Reyhan, Antagonis

4 4 0
                                    


2 bab terakhir bismillah

==========

Mataku silau ketika langit kemerahan berubah menjadi keemasan. Saat aku melirik jam tangan, sudah hampir pukul enam pagi. Di jalanan sudah ramai kendaraan yang mulai memadat. Lenganku mengusap bahu yang hanya memakai kaos lengan pendek. Udara terasa dingin sekali. Aku beranjak berdiri, meninggalkan bekas duduk yang hangat di kursi taman.

Kedua kakiku kembali menyusuri jalan yang aku lewati semalam, rumput disekitar basah oleh embun. Sungguh pagi yang mengegarkan. Tidak tahu sudah berapa lama aku berjalan, kakiku mulai terasa pegal-pegal Ketika aku sudah memasuki gang rumahku. Aku berdiri tepat di depan pagar rumah, mobil Ayah terparkir rapi di teras, pintu masih tertutup. Aku membuka gerbang perlahan dan berjalan melewatinya. Mama dan Ayah menyambutku, mereka yang sedang berada di dapur hendak melakukan sarapan langsung berdiri dan menghampiri begitu melihat aku datang.

"Kamu habis darimana, sih? Semalaman tidak pulang. Dicari di rumah Arya juga tidak ada. Terus semalam di telpon kenapa tidak diangkat? Kamu dimana?" Mama menyosorku dengan pertanyaan-pertanyaan, wajahnya terlihat kesal sekaligus khawatir.

Ayah mencoba menarik Mama, berusaha menenangkan. "Kamu sudah makan?" Ayah menatapku.

Aku menggeleng, kemudian Ayah mengajak kami untuk sarapan.

Sebelumnya, Mama masih berusaha protes ingin mendengar dulu aku habis darimana semalam.
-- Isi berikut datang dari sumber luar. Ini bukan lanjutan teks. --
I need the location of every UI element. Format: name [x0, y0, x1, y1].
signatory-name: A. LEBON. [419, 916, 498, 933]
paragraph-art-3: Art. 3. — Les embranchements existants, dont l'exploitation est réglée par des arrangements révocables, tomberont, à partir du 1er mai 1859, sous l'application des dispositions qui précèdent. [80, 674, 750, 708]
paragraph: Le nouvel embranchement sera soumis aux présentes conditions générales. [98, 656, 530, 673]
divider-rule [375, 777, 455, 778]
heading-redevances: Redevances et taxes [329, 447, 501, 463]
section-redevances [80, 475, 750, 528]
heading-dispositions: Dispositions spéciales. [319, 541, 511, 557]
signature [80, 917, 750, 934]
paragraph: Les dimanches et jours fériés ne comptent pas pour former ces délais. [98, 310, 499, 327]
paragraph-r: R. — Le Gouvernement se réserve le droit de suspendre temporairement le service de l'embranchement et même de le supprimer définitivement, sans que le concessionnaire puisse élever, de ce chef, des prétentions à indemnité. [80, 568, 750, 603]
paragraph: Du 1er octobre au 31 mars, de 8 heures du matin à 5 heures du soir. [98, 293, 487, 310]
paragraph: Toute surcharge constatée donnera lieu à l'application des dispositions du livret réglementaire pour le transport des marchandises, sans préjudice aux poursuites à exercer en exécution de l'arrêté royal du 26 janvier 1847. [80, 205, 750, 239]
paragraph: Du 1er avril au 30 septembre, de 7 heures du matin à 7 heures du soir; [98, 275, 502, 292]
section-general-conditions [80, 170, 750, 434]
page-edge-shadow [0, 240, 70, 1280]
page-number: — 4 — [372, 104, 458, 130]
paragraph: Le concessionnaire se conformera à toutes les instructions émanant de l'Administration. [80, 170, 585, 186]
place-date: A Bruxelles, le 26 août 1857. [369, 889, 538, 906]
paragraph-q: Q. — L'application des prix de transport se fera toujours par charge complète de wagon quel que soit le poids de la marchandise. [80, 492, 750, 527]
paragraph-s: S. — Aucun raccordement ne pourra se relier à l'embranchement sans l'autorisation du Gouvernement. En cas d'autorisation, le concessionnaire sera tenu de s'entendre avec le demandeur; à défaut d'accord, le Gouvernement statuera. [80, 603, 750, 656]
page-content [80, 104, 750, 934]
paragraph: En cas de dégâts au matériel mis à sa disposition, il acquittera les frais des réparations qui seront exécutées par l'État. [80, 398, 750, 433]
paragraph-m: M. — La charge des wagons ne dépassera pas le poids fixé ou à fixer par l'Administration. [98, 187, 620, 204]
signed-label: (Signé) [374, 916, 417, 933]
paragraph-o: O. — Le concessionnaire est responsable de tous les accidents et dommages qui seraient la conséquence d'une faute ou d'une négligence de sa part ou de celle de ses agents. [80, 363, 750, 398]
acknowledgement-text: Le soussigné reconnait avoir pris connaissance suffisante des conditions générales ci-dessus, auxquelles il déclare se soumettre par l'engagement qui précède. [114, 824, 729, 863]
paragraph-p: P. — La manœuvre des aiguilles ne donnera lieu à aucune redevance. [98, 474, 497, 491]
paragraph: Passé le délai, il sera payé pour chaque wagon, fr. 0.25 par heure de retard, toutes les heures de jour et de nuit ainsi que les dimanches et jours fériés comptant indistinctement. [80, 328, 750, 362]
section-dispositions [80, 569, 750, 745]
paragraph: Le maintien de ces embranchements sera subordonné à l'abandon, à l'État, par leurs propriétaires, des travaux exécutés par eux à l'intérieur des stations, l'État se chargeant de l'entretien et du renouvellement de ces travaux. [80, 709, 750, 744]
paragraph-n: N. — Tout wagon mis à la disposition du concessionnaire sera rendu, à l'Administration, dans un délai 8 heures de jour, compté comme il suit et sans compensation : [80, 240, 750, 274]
Saat mereka pulang tiba-tiba rumah kosobg tanpa dikunci pintu. Mereka sudah pasti khawatir, apalagi aku tidak megabari mereka, telpon mereka tidak diangkat sampai pagi baru pulang. Aku yakin pasti Mama dan Ayah memiliki satu pertanyaan besar, ada apa dengan anak mereka. Hanya saja Ayah lebih memilih menahan pertanyaannya.

Mama mengambil piring untukku dan menyendokkan nasi dengan lauk disana tanpa bertanya aku mau apa? Aku makan dalam diam, membiarkan suara dentingan sedok beradu dengan piring sebagai musik yang mengalun selama kami sarapan. Lima belas menit seluruh isi piring kami tandas.

Aku berdiri, "Aku pamit mandi dulu, Ma, Yah."

Mama hendak membuka mulut, tapi Ayah mencegah Mama dengan memegang lengannya dan menggeleng pelan. Aku mengambil handuk dan baju ganti dikamar, kemudian baru menuju kamar mandi. Di dalam, aku tidak benar-benar mandi, hanya menyalakan air dan menatap diriku sendiri di dalam cerminan air. Ketika aku sudah merasa lama berada di dalam kamar mandi, aku memutuskan menyiram tubuhku dengan segayung air kemudian keluar dari kamar mandi.

Mama dan Ayah tidak melepas pandangannya dariku, membuatku risi dan berpura-pura tidak memperhatikan. Hingga tatapan mereka menghilang dibalik pintu kamar. Aku menghela napas, melemparkan handuk sembarang. Telingaku mendengar Mama dan Ayah yang sedang berdebat, tapi aku memutuskan tidak ingin tahu. Karena sudah pasti yang menjadi topik utama adalah aku.

Aku mengambil ponsel yang tergeletak dikasur, tertutup oleh baju kotor yang tadi pagi masih aku pakai. Beberapa kali memencet tombol, ponselku tidak meyala. Baterainya habis. Aku mendengus, melemparkan kembali dengan sembarang di atas kasur.

Suara-suara gaduh diluar berehenti. Selama beberapa menit hening, kemudian terdengar suara ketukan ringan di pintu kamar.

"Aku mau tidur, Ma!" Seruku, menutup wajah dengan bantal.

"Ini ada Thalia, Nak." Mama menyahut.

Reflek tubuhku duduk tegak. Untuk apa Thalia ke rumah? Memangnya dia sudah tahu darimana kalau aku sudah pulang, ponselku juga mati? Aku mengusap wajah, menggeleng kepala. Sudah pasti Thalia bertanya ke Mama.

Aku membuka pintu kamar. Thalia menatapku, ia sedang duduk di sofa bersama Ayah. Berbeda dengan penampilan Thalia yang rapi, aku persis gembel di jalanan. Hanya saja pakaianku tidak ada sobek dan berlubang. Rambut acak-acakan sudah sangat mendukung penampilanku untuk mengemis di lampu merah.